There’s a breeze blowing across the field, whipping her dark ponytail around, and the temptation is back, just like that. I’m dying to grab that silky ponytail and drag her off the field, reminding every single guy on the team that she’s mine. This one belongs to me.
Even though she doesn’t. Not really. I can’t claim her.
Ever rejected my ass, and according to one of my best friends, I deserved it.
The entire team is in a row facing the coaches, and I join them, standing on the far edge of the group, wishing I were anywhere but here. I can’t even find refuge in practice, my one last safe space on this goddamn campus. I’ve got Dollar pissed at me, Coop disappointed in me, Gav eager to give me shit, and Everleigh avoiding me like I’m a contagious disease.
It fucking sucks.
I stare at Everleigh, trying to get her to look my way, but it’s like I don’t even exist. I can feel some of my teammates watching me, most likely not-so-secretly enjoying my obvious failure, and I send everyone who’s looking in my direction a dirty look. Even Gav.
Fuck all of them. Fuck the cute girl who’s currently talking about helping us stretch by holding a yoga session for us to kick off practice. I am not in the mood for this, and I interrupt her midspeech.
“What if we don’t want to do it?”
All heads swivel in my direction, including Ever’s, whose eyes are full of disappointment.
“You don’t have a choice,” Coach answers for her, his voice firm and his focus only on me. “This is a part of practice. You know how it goes, Valente.”
I do. This is my fourth year. My last year on this team.

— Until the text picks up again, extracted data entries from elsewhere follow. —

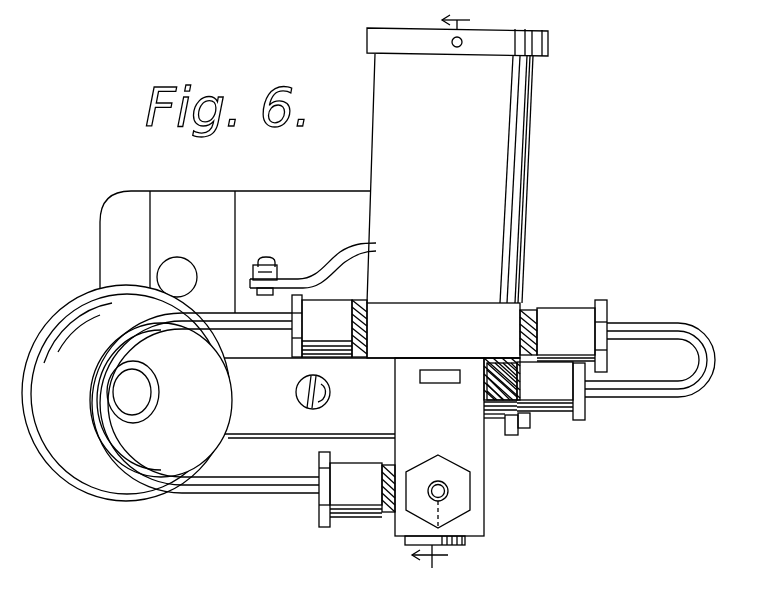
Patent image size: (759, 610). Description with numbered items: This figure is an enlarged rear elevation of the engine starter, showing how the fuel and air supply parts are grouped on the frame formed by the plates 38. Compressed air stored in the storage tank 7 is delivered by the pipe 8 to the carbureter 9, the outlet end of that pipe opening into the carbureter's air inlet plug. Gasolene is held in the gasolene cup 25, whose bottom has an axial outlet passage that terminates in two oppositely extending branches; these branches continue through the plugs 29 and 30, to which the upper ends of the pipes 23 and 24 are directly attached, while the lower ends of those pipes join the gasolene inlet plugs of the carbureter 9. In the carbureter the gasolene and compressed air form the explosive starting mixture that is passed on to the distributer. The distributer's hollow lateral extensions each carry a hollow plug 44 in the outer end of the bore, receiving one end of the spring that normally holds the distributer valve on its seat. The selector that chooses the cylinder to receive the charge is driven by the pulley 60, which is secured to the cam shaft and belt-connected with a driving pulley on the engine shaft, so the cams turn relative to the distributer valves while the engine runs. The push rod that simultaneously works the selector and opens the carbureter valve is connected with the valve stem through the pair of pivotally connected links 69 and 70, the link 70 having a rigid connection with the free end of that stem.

The storage tank 7 is at (441, 296).
The pipe 8 is at (448, 491).
The carbureter 9 is at (465, 453).
The pipe 23 is at (223, 493).
The pipe 24 is at (637, 333).
The gasolene cup 25 is at (508, 153).
The plug 29 is at (355, 358).
The plug 30 is at (540, 318).
The plates 38 is at (263, 203).
The hollow plug 44 is at (519, 430).
The pulley 60 is at (65, 447).
The link 69 is at (280, 272).
The link 70 is at (343, 272).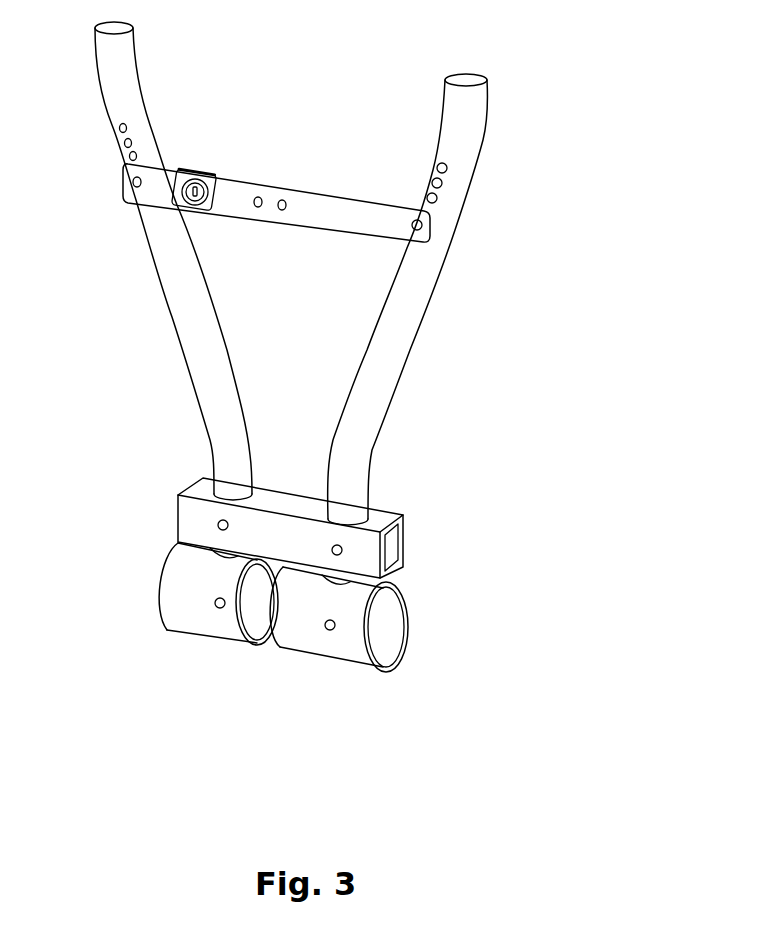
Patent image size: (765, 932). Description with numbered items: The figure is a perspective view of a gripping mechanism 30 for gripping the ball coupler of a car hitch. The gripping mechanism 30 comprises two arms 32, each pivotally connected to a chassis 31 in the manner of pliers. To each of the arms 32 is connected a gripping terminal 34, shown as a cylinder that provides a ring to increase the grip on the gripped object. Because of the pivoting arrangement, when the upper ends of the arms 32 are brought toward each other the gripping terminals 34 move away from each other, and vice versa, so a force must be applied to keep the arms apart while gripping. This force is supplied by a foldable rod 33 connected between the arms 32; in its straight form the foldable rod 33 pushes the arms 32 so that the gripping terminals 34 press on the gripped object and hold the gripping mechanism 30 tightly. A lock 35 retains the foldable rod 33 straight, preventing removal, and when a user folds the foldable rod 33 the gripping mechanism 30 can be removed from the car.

The gripping mechanism 30 is at (573, 93).
The chassis 31 is at (182, 520).
The arms 32 is at (182, 312).
The foldable rod 33 is at (338, 208).
The gripping terminal 34 is at (170, 608).
The lock 35 is at (207, 182).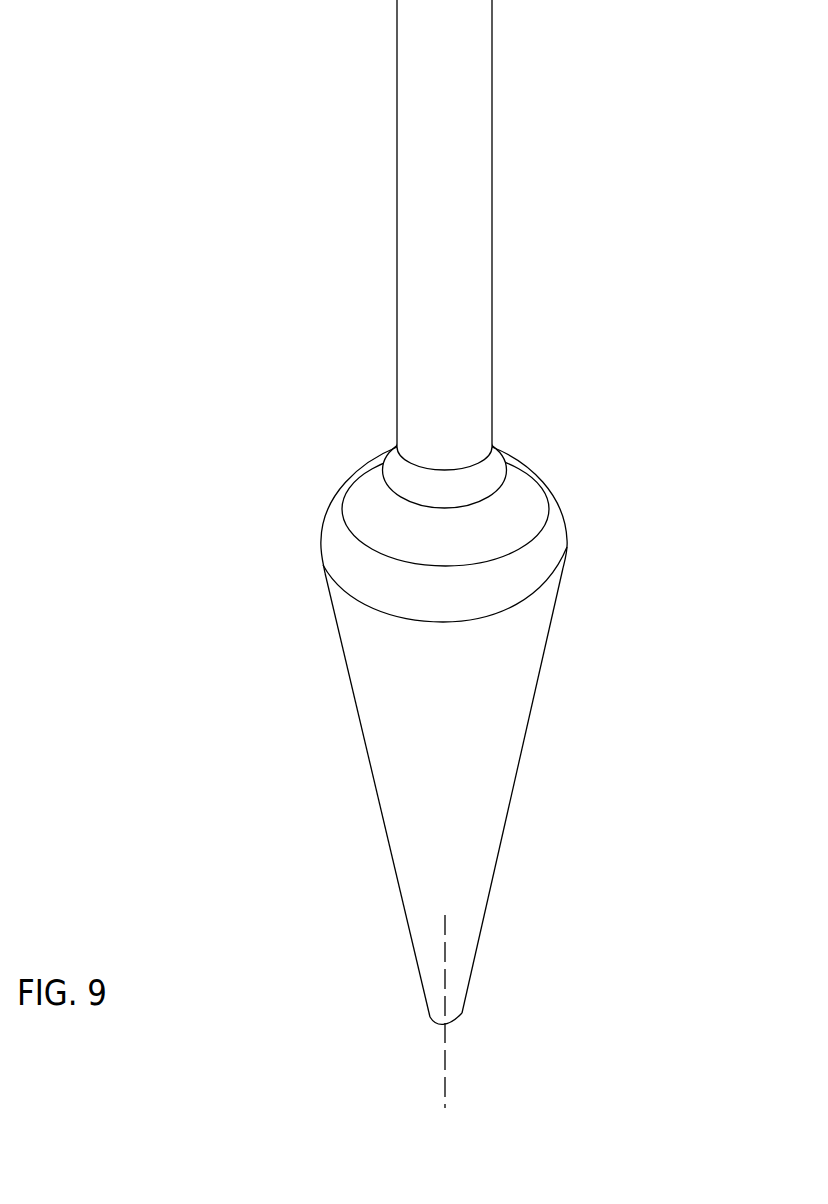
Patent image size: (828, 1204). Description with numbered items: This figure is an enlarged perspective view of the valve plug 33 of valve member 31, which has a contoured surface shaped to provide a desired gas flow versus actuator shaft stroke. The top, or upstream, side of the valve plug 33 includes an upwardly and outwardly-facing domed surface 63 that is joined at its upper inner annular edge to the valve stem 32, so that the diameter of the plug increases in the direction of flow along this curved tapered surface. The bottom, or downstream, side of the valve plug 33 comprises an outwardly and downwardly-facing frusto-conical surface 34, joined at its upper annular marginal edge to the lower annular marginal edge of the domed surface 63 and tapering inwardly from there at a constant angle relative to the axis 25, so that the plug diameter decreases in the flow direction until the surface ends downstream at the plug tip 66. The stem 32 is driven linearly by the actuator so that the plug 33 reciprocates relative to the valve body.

The valve member 31 is at (283, 186).
The valve stem 32 is at (470, 145).
The valve plug 33 is at (526, 837).
The frusto-conical surface 34 is at (520, 762).
The domed surface 63 is at (542, 552).
The plug tip 66 is at (448, 1023).
The axis 25 is at (443, 1092).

“I don’t want to participate.” I cross my arms, figuratively digging in my heels.
Being a complete idiot. But hey, I don’t half ass anything. I’m going all in.
“Like I said, you don’t have a choice.” Coach pauses for a moment, his steely gaze boring into mine. “Unless you want to leave practice.”
Leaving practice is worse than getting kicked out. Leaving means you don’t want to stick around for your team. Getting kicked out means you’re acting like a shithead and the coaches don’t want to deal with you anymore.
I’m definitely trying to get kicked out.
“I’ll just chill on the sidelines and watch everyone,” I drawl, my gaze scanning across my teammates, who are all wearing sour expressions of varying degrees. “Whatcha think, guys?”
“Fuck that, Valente. Stop being difficult,” Gav calls good naturedly. “I thought you liked Everleigh’s yoga classes.”
“Not anymore,” I say, my voice loud and clear.
Dollar mutters under his breath.
Coop groans.
I am digging my own grave, and I don’t give a shit.
“Valente, you’re being a distraction.” Coach glares. “You either agree to run through this yoga session—twenty minutes tops, so it’ll go by quick—or I’m kicking you out of practice.”
I slowly shake my head. “I’m not doing it.”
“Get the fuck out of here, then.”
It’s the Monday after a bye week. We need to have our heads in the game and get ready for this weekend’s match with one of our biggest rivals. I am dying to play this game. They need me to play this game.
But if I keep fucking off like this, they’ll have no choice but to boot me out of this Saturday’s game.
My gaze shifts to Everleigh, who’s watching me, her expression sad.
If I could flip them all off, even her, I would.
But I don’t. Instead, I leave, heading back to the locker room.